There are a few things you can start doing right now to help your blood sugar levels stabilise. One of the most crucial steps you can take is to switch from refined to complex carbohydrates. This means avoiding ‘white grains’ such as white bread (as well as pasta/spaghetti) and white rice. These foods have gone through a process where the grain’s outer husk has been removed, which is where all the fibre, nutrients and fatty acids are, leaving a refined version of the original grain that mainly contains sugar. Replace these foods with wholemeal/brown bread (wholemeal pasta/spaghetti or even with brown rice pasta or buckwheat pasta) and brown rice. You can also start including other grains such as quinoa, kamut, teff and buckwheat to introduce more variation.
Combining any form of carbohydrate with healthy fats and lean proteins can also really help in slowing the release of sugars in the bloodstream, so think about having a handful of seeds alongside your fruit and if you do eat a plate of pasta, make sure you are including vegetables and a source of protein such as salmon or pulses.
Another key step is to avoid drinking your fruits and eat them instead. Similarly to refined grains, in the juice-making process the fruits have had their fibre taken away, leaving mainly the sugar component of the fruit. This means that by drinking a bottle of what may seem like a healthy drink option may contain up to 60g of sugar, which is an incredible amount to have in one sitting! Apart from the avoidance of obvious sweet foods such as confectionery, cakes, biscuits, pastries and fizzy drinks, another effective step to take is to increase your fibre by eating foods such as vegetables, pulses and nuts and seeds, as well as making sure you are eating protein with every meal. These steps are seemingly simple, but incredibly effective because the fibre content will prevent the food from being broken down too quickly, leading blood sugar levels to peak and crash, and instead maintain a steady stream of energy for the body and brain.
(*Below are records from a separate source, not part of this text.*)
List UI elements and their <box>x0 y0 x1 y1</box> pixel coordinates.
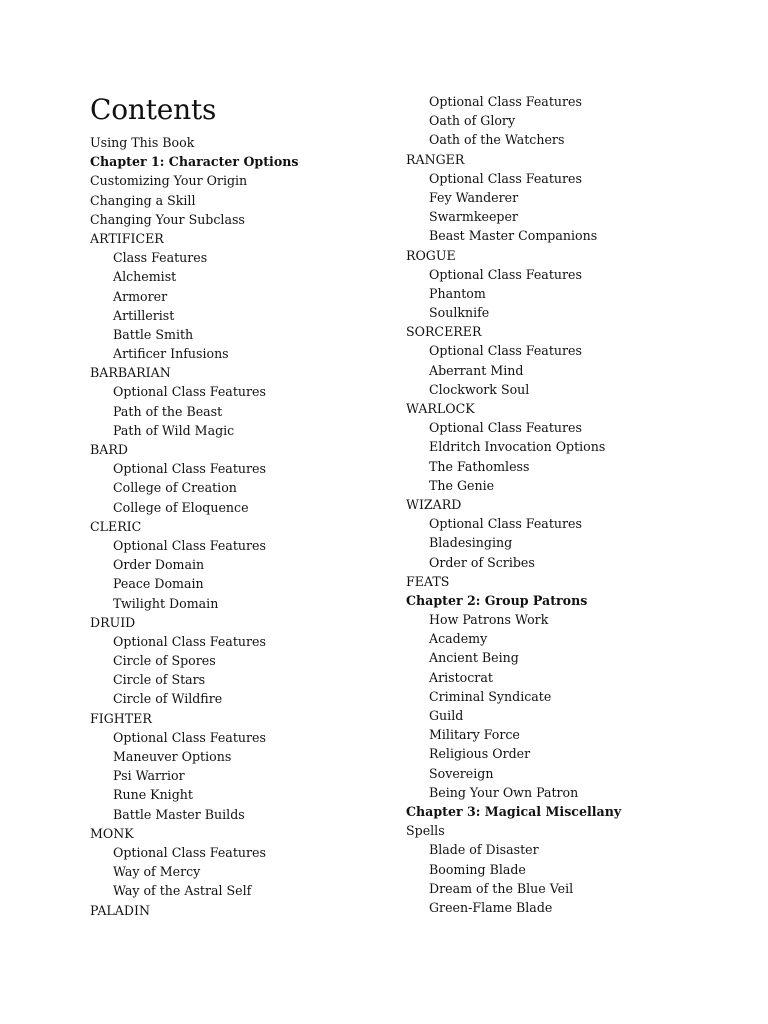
toc-subsection-entry: College of Creation <box>113 480 237 496</box>
toc-section-entry: PALADIN <box>90 902 150 918</box>
toc-subsection-entry: Optional Class Features <box>429 170 582 186</box>
toc-subsection-entry: Circle of Stars <box>113 672 206 688</box>
toc-subsection-entry: Optional Class Features <box>113 633 266 649</box>
toc-subsection-entry: The Genie <box>429 477 495 493</box>
toc-subsection-entry: Optional Class Features <box>113 384 266 400</box>
toc-subsection-entry: Eldritch Invocation Options <box>429 439 606 455</box>
toc-subsection-entry: Fey Wanderer <box>429 189 519 205</box>
toc-section-entry: RANGER <box>406 151 465 167</box>
toc-subsection-entry: Swarmkeeper <box>429 209 518 225</box>
toc-subsection-entry: Psi Warrior <box>113 768 185 784</box>
toc-subsection-entry: College of Eloquence <box>113 499 249 515</box>
toc-section-entry: Spells <box>406 823 445 839</box>
toc-subsection-entry: Circle of Wildfire <box>113 691 223 707</box>
toc-subsection-entry: Optional Class Features <box>429 420 582 436</box>
page-title: Contents <box>90 93 217 126</box>
toc-chapter-heading: Chapter 3: Magical Miscellany <box>406 803 622 819</box>
toc-section-entry: FEATS <box>406 573 450 589</box>
toc-subsection-entry: Blade of Disaster <box>429 842 539 858</box>
toc-subsection-entry: Alchemist <box>113 269 177 285</box>
toc-section-entry: BARBARIAN <box>90 365 171 381</box>
toc-section-entry: Changing Your Subclass <box>90 211 245 227</box>
toc-section-entry: DRUID <box>90 614 136 630</box>
toc-subsection-entry: Oath of Glory <box>429 113 516 129</box>
toc-subsection-entry: Phantom <box>429 285 486 301</box>
toc-subsection-entry: Class Features <box>113 250 208 266</box>
toc-subsection-entry: Optional Class Features <box>429 94 582 109</box>
toc-subsection-entry: Battle Smith <box>113 326 194 342</box>
toc-section-entry: Using This Book <box>90 135 195 150</box>
toc-subsection-entry: Artificer Infusions <box>113 346 229 362</box>
toc-subsection-entry: Way of Mercy <box>113 864 201 880</box>
toc-right-column <box>406 92 621 917</box>
toc-subsection-entry: Beast Master Companions <box>429 228 598 244</box>
toc-section-entry: FIGHTER <box>90 710 152 726</box>
toc-subsection-entry: Artillerist <box>113 307 175 323</box>
toc-subsection-entry: Peace Domain <box>113 576 204 592</box>
toc-subsection-entry: Clockwork Soul <box>429 381 530 397</box>
toc-subsection-entry: Ancient Being <box>429 650 519 666</box>
toc-subsection-entry: Optional Class Features <box>429 516 582 532</box>
toc-subsection-entry: Green-Flame Blade <box>429 899 553 915</box>
toc-subsection-entry: Criminal Syndicate <box>429 688 552 704</box>
toc-subsection-entry: Circle of Spores <box>113 653 216 669</box>
toc-subsection-entry: Religious Order <box>429 746 531 762</box>
toc-section-entry: Changing a Skill <box>90 192 196 208</box>
toc-subsection-entry: Optional Class Features <box>429 343 582 359</box>
toc-subsection-entry: Aristocrat <box>429 669 493 685</box>
toc-subsection-entry: Optional Class Features <box>113 461 266 477</box>
toc-subsection-entry: Sovereign <box>429 765 494 781</box>
toc-subsection-entry: Booming Blade <box>429 861 526 877</box>
toc-section-entry: ROGUE <box>406 247 456 263</box>
toc-subsection-entry: Being Your Own Patron <box>429 784 579 800</box>
toc-subsection-entry: Rune Knight <box>113 787 193 803</box>
toc-subsection-entry: Optional Class Features <box>429 266 582 282</box>
toc-subsection-entry: Dream of the Blue Veil <box>429 880 574 896</box>
toc-subsection-entry: Battle Master Builds <box>113 806 245 822</box>
toc-section-entry: CLERIC <box>90 518 142 534</box>
toc-chapter-heading: Chapter 1: Character Options <box>90 154 299 170</box>
toc-section-entry: Customizing Your Origin <box>90 173 248 189</box>
toc-subsection-entry: The Fathomless <box>429 458 530 474</box>
toc-chapter-heading: Chapter 2: Group Patrons <box>406 592 588 608</box>
toc-section-entry: SORCERER <box>406 324 482 340</box>
toc-subsection-entry: Oath of the Watchers <box>429 132 565 148</box>
toc-subsection-entry: Twilight Domain <box>113 595 219 611</box>
toc-subsection-entry: Guild <box>429 708 464 723</box>
toc-subsection-entry: Optional Class Features <box>113 729 266 745</box>
toc-subsection-entry: Armorer <box>113 288 168 304</box>
toc-subsection-entry: Order of Scribes <box>429 554 535 570</box>
toc-section-entry: WARLOCK <box>406 401 475 416</box>
toc-subsection-entry: Bladesinging <box>429 535 513 551</box>
toc-section-entry: MONK <box>90 825 134 841</box>
toc-subsection-entry: How Patrons Work <box>429 612 549 628</box>
toc-subsection-entry: Way of the Astral Self <box>113 883 252 899</box>
toc-section-entry: ARTIFICER <box>90 230 164 246</box>
toc-subsection-entry: Path of the Beast <box>113 403 223 419</box>
toc-subsection-entry: Path of Wild Magic <box>113 422 235 438</box>
toc-left-column <box>90 133 298 920</box>
toc-subsection-entry: Maneuver Options <box>113 749 232 764</box>
toc-subsection-entry: Academy <box>429 631 488 647</box>
toc-section-entry: WIZARD <box>406 496 462 512</box>
toc-subsection-entry: Optional Class Features <box>113 537 266 553</box>
toc-subsection-entry: Military Force <box>429 727 520 743</box>
toc-section-entry: BARD <box>90 442 128 457</box>
toc-subsection-entry: Aberrant Mind <box>429 362 524 378</box>
toc-subsection-entry: Soulknife <box>429 305 490 321</box>
toc-subsection-entry: Optional Class Features <box>113 844 266 860</box>
toc-subsection-entry: Order Domain <box>113 557 205 573</box>
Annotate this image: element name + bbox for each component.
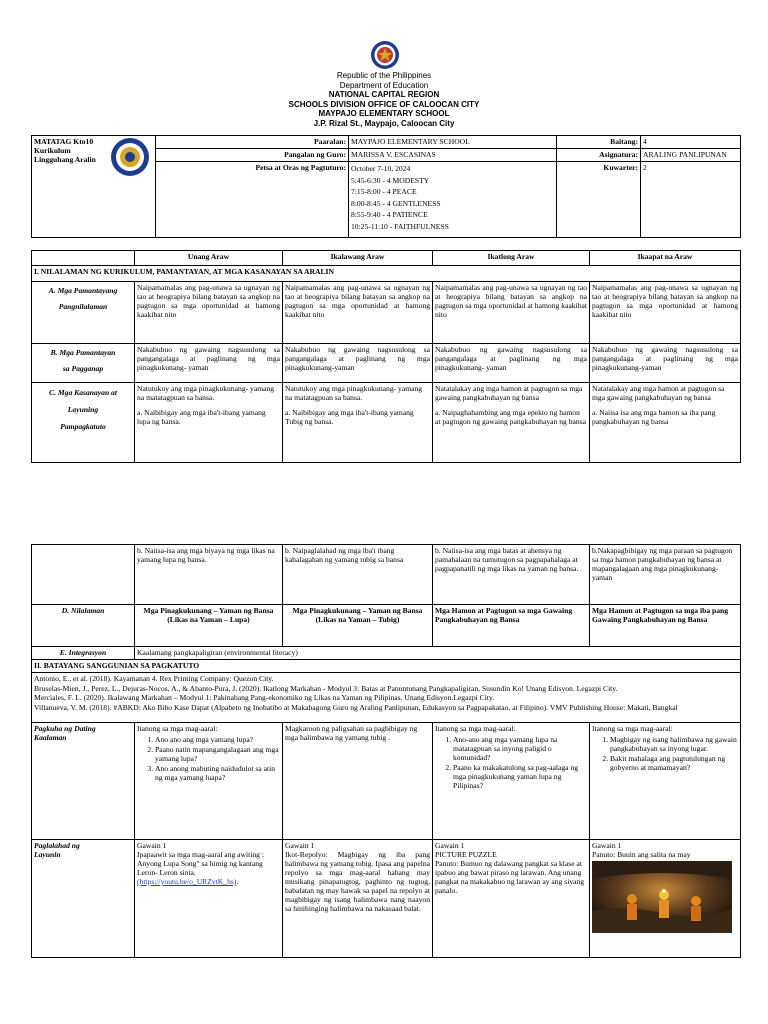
- row-b-day3: Nakabubuo ng gawaing nagsusulong sa pangangalaga at paglinang ng mga pinagkukunang- yaman: [433, 344, 590, 383]
- list-item: 2. Paano ka makakatulong sa pag-aalaga ng mga pinagkukunang yaman lupa ng Pilipinas?: [453, 763, 587, 790]
- row-p-day1-intro: Itanong sa mga mag-aaral:: [137, 724, 218, 733]
- petsa-line: 8:00-8:45 - 4 GENTLENESS: [351, 198, 441, 208]
- row-l-label: [32, 840, 135, 958]
- section-1-heading: I. NILALAMAN NG KURIKULUM, PAMANTAYAN, AT MGA KASANAYAN SA ARALIN: [32, 266, 741, 282]
- cont-day2: b. Naipaglalahad ng mga iba't ibang kahalagahan ng yamang tubig sa bansa: [283, 545, 433, 605]
- row-l-day3-text: Panuto: Bumuo ng dalawang pangkat sa klase at ipabuo ang bawat piraso ng larawan. Ang unang pangkat na makakabuo ng larawan ay ang siyang panalo.: [435, 859, 585, 895]
- row-l-day1-end: .: [236, 877, 239, 886]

Taking these steps can encourage better sleep, improve concentration and memory as well as help stabilise mood. If you would like more support in your diet for specific mental health conditions, why not visit our ‘nutrition solutions’ page, which has comprehensive guidance on steps you can take to help support and manage symptoms related to conditions such as depression, anxiety, psychotic disorders and more. Another very useful tool is the NHS’s ‘Sugar Smart’ app, which allows you to scan bar codes when shopping and will give you information on how much sugar there is in the product.